(CNN) — As the Taliban entered Kabul last month, the team behind the crowdsourced news alert app Ehtesab deserted their office in the city. But they continued their work of providing Afghans with critical information, such as which roads were congested and where outbreaks of violence had been reported.
Days later, when two suicide bombing explosions killed more than 70 people near Kabul’s Hamid Karzai Airport as people frantically tried to evacuate, the startup used its contacts on the ground to confirm the twin attacks within minutes.
Ehtesab was created three years ago to provide real-time alerts and information about incidents in Kabul. The goal at the time was to keep residents engaged, bridge communication gaps between citizens and public officials, and hold government officials accountable. Like Citizen, an app in the United States known for real-time crime alerts, Ehtesab prompts locals to report incidents from around the city, including everything from faulty telecommunications to planned demonstrations. These reports are then verified by Ehtesab’s team of security experts.
Now this service has taken on new urgency amid the rapid political and social change following the Taliban’s takeover. While the app has been downloaded only 5,000 times by people in Kabul and elsewhere — a tiny portion of the city’s millions of residents — the company says usage has surged in recent weeks.
“The main focus has been, obviously, providing reports that affect Afghans’ access to food, access to banks, access to movement,” Sara Wahedi, Ehtesab’s 26-year-old founder who is leading the team of Kabul staffers from New York while she completes degrees in human rights and data science at Columbia University, told CNN Business.
“We try to mitigate as much anxiety in day-to-day life as best as we can in the current situation,” she said. “The main problem I have is: How can I keep my team safe?”
An app for Kabul residents and beyond
Wahedi was born in Afghanistan but left with her family at the age of six, around the time the Taliban’s previous rule of Afghanistan was coming to an end. She moved to Europe and then settled in Canada under an asylum visa. In 2016, she took a break from her political science studies to return to Kabul, eventually spending more than a year working on social development policy in the office of former Afghan President Ashraf Ghani.
In May 2018, Wahedi was walking home from her job in downtown Kabul when she got stuck in the midst of several suicide bombings. She managed to make it home safely, but, she says, the next day there were sanitation problems, electricity outages and closed streets.
“I was really confused by the fact that there was no platform … where you could find verified, real-time information about what was going on in the city, especially a city which is consistently reeling with instability,” Wahedi siad. “It just seemed so odd to me that there was no structure. It wouldn’t cost much to implement something like that.”
The potential audience for such a service had grown, too. As of 2019, Afghanistan had nearly 10 million internet users and around 23 million cellphone users, with 89% of Afghans able to access telecommunication services, according to the latest available figures from the country’s Ministry of Communications and Information Technology.
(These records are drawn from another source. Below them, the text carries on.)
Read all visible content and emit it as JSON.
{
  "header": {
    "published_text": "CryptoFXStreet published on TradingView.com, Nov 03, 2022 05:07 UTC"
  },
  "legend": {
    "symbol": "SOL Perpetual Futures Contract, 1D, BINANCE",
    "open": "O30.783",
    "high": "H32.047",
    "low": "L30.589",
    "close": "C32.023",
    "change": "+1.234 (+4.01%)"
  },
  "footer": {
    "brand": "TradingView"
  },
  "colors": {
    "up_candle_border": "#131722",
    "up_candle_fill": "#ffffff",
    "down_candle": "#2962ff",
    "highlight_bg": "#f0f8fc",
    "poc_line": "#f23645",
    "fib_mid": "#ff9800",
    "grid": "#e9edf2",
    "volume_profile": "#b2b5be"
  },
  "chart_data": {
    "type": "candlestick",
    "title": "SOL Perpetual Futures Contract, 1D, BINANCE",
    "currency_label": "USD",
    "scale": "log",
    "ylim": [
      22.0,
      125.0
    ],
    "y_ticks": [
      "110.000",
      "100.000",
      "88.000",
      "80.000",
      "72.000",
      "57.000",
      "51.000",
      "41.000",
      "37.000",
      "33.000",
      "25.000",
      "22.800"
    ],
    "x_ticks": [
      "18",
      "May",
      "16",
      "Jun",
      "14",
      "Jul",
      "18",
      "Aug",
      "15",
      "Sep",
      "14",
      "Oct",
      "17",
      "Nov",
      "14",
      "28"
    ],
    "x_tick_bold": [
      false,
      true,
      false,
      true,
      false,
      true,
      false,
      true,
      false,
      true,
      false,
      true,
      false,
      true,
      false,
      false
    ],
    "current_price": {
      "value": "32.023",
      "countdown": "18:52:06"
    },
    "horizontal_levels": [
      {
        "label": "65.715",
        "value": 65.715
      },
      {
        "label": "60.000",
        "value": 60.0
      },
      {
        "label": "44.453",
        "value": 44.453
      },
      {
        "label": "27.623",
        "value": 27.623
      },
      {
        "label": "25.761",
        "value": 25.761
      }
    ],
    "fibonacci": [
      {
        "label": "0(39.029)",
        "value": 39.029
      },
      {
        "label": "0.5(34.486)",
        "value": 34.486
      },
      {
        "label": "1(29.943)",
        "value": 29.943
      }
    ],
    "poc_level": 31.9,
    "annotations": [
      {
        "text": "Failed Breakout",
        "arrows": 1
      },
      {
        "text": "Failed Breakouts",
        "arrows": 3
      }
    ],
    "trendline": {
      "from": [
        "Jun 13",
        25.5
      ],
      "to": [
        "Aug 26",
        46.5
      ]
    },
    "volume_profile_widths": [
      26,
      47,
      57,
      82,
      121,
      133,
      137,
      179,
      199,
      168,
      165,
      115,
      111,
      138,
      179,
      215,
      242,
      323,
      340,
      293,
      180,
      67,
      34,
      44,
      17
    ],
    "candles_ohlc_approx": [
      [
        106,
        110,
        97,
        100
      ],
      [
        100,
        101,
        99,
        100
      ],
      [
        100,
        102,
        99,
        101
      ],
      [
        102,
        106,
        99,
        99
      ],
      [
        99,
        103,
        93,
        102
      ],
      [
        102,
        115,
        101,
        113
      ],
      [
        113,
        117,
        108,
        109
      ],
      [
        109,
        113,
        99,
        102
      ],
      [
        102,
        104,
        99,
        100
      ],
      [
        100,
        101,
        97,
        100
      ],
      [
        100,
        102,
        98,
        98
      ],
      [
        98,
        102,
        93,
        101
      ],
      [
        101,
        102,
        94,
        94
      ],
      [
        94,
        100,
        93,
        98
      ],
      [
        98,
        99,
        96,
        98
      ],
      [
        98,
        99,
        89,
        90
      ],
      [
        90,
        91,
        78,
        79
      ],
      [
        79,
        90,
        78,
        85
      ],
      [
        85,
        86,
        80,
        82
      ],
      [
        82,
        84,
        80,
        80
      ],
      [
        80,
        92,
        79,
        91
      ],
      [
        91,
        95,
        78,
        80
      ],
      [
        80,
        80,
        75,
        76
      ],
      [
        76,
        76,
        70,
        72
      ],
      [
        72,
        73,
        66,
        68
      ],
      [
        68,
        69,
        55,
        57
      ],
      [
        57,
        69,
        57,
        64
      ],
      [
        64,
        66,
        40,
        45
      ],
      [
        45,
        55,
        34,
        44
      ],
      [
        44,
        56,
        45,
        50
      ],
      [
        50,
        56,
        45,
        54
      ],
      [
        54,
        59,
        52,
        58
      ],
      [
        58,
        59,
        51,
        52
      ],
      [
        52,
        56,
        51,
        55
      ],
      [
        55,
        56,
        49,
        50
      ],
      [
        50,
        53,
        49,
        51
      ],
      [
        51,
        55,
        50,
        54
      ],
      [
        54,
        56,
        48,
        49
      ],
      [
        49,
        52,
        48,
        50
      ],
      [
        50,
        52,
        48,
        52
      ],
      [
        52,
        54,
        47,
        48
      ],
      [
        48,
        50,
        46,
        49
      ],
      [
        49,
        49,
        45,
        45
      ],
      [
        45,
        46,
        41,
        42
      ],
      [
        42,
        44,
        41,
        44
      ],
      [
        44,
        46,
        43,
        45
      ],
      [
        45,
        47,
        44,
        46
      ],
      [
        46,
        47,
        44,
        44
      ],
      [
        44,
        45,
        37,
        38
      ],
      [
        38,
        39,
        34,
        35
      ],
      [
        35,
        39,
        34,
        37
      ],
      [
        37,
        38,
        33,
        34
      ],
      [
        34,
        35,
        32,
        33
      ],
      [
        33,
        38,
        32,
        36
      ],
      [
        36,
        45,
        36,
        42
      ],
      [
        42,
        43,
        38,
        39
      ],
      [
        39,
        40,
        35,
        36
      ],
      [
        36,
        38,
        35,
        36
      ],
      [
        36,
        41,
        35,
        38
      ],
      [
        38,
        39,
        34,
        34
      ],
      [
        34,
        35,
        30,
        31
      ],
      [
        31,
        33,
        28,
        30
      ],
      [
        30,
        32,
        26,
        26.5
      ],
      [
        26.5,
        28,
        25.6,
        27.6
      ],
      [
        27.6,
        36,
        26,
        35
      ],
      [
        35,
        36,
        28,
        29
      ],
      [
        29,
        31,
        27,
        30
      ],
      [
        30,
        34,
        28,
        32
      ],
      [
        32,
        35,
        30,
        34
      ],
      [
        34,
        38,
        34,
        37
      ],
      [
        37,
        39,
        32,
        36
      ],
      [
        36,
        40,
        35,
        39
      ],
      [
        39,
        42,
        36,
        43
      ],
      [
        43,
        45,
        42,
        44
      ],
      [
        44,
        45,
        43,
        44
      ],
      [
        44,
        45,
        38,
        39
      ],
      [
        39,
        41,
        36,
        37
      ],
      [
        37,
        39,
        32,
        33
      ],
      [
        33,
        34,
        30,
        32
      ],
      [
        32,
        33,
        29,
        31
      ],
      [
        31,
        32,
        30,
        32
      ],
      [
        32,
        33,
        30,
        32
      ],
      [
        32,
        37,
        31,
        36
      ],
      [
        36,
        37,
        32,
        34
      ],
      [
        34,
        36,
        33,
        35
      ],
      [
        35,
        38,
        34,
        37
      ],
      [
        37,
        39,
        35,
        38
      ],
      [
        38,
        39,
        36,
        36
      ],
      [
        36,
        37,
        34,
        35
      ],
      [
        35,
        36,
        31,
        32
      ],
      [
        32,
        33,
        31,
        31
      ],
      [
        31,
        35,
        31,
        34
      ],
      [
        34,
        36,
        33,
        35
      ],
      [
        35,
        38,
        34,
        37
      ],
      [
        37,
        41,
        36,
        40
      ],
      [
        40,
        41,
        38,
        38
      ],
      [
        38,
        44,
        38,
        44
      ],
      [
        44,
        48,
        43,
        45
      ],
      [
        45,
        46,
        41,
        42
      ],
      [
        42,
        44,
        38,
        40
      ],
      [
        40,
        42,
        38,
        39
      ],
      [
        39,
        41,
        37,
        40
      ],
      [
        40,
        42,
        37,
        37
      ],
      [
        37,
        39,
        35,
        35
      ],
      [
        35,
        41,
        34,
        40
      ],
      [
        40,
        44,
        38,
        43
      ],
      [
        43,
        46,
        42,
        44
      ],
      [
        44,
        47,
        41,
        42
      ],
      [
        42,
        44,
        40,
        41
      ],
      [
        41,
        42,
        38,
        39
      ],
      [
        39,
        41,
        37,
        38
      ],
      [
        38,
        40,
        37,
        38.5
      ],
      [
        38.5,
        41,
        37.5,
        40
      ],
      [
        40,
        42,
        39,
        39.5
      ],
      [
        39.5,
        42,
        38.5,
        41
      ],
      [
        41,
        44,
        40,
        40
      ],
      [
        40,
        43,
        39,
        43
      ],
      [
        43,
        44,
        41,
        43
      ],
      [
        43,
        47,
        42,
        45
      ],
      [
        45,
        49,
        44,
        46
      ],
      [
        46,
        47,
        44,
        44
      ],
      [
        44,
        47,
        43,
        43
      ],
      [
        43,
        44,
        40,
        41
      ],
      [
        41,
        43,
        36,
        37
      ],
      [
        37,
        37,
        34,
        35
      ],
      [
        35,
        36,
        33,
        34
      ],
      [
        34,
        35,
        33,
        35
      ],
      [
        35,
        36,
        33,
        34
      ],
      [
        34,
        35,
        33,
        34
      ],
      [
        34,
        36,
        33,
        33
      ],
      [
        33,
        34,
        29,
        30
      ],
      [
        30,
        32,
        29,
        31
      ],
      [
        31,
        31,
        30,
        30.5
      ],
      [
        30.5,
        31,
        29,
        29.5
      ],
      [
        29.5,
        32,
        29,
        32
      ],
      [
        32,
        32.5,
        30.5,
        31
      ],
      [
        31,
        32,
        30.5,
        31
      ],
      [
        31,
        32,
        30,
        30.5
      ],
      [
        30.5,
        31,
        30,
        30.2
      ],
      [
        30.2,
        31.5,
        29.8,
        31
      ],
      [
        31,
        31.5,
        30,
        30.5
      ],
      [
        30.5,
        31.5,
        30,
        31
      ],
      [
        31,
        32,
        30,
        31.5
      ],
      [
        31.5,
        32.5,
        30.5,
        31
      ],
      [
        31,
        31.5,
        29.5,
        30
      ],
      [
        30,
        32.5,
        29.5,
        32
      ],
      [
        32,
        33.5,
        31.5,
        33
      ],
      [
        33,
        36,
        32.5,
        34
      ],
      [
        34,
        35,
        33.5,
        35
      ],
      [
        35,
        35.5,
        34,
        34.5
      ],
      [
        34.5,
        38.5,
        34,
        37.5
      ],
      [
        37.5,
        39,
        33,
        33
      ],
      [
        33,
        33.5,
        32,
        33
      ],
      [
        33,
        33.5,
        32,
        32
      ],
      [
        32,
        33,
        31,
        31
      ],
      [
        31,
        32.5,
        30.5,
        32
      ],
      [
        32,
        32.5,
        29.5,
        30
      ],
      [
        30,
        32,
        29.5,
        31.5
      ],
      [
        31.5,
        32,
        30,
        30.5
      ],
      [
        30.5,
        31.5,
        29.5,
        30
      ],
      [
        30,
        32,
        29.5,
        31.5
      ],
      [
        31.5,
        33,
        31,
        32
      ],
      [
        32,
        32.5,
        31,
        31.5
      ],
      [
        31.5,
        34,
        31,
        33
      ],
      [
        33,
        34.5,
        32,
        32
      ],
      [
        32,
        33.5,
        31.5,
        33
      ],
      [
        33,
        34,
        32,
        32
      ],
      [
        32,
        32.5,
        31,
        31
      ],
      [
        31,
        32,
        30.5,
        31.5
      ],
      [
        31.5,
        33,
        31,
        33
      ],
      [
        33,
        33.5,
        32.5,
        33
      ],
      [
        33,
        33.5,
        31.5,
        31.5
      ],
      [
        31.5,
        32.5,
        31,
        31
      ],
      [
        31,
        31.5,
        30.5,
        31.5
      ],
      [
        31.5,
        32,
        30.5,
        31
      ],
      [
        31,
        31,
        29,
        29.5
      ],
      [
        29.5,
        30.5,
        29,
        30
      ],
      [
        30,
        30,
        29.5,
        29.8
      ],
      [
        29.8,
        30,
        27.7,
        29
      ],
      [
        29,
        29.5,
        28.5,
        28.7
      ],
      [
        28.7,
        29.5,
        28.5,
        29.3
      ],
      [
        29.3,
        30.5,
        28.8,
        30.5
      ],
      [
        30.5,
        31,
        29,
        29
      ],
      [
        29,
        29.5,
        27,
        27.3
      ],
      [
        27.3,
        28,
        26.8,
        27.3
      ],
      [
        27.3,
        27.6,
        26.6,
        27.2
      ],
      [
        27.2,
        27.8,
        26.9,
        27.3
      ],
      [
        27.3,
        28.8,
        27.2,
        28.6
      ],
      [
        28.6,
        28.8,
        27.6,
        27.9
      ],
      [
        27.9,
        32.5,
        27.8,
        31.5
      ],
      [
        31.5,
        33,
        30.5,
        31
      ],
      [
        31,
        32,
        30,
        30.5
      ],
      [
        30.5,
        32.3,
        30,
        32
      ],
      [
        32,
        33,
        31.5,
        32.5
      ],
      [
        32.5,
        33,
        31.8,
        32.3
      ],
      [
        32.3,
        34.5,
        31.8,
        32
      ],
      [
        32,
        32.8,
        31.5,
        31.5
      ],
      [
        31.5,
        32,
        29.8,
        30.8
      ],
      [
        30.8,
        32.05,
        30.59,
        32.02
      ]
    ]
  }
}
By the end of 2018, she and three friends had begun work on Ehtesab. Three years later, the app now has a staff of around 20 people in Kabul, including developers, user experience designers and employees who work on vetting reports.
Users submit reports through the app in one of five categories: security, traffic, electricity, corruption and other. The app instructs users to provide information, including location, a written description and a photo or video. Once verified by at least two sources, the app displays reports on a map of Kabul and adds updates as more information is available.
The future of Ehtesab
Since the Taliban took over Afghanistan, Ehtesab’s work has become not only more dangerous but also more challenging. The app previously was able to use local police records and information from government officials to help verify reports. It’s now become more reliant on news reports, foreign embassies and the United Nations, many of which have reduced their presence in Kabul in recent weeks. The team is also currently working to ensure that no reports sent in by users could be tracked by the Taliban.
Despite those difficulties, as well as concerns that the Taliban could crack down on the internet broadly as it did in the early 2000s, Wahedi said the team isn’t giving up.
“This is the one thing that keeps us going on a day-to-day basis is us knowing that we’re able to do something very directly to help,” she said. “[The team] said, ‘Until we can’t, until they shut down the internet, we’re going to keep doing this.’ And that’s what we’ve been doing.”
Ehtesab had planned to be operating in at least five more Afghan cities by December, but Wahedi said the Taliban’s return will likely set them back until next year. The company is also working to figure out how to help Ehtesab reach not just Afghan citizens with smartphones, but also those in rural areas with more basic devices and only 3G service.
In the meantime, Wahedi said the app could use the help of the international tech community, adding that the team is looking for expertise in areas like geofencing, location tracking and satellite services.
“We really need the best minds in tech to work with us and collaborate with us on how we can maximize the potential of this,” she said. “We do have a lot of Afghan talent, and there are a lot of Afghan companies who are doing great work. But unfortunately once the Taliban came in, everyone packed their bags and left.”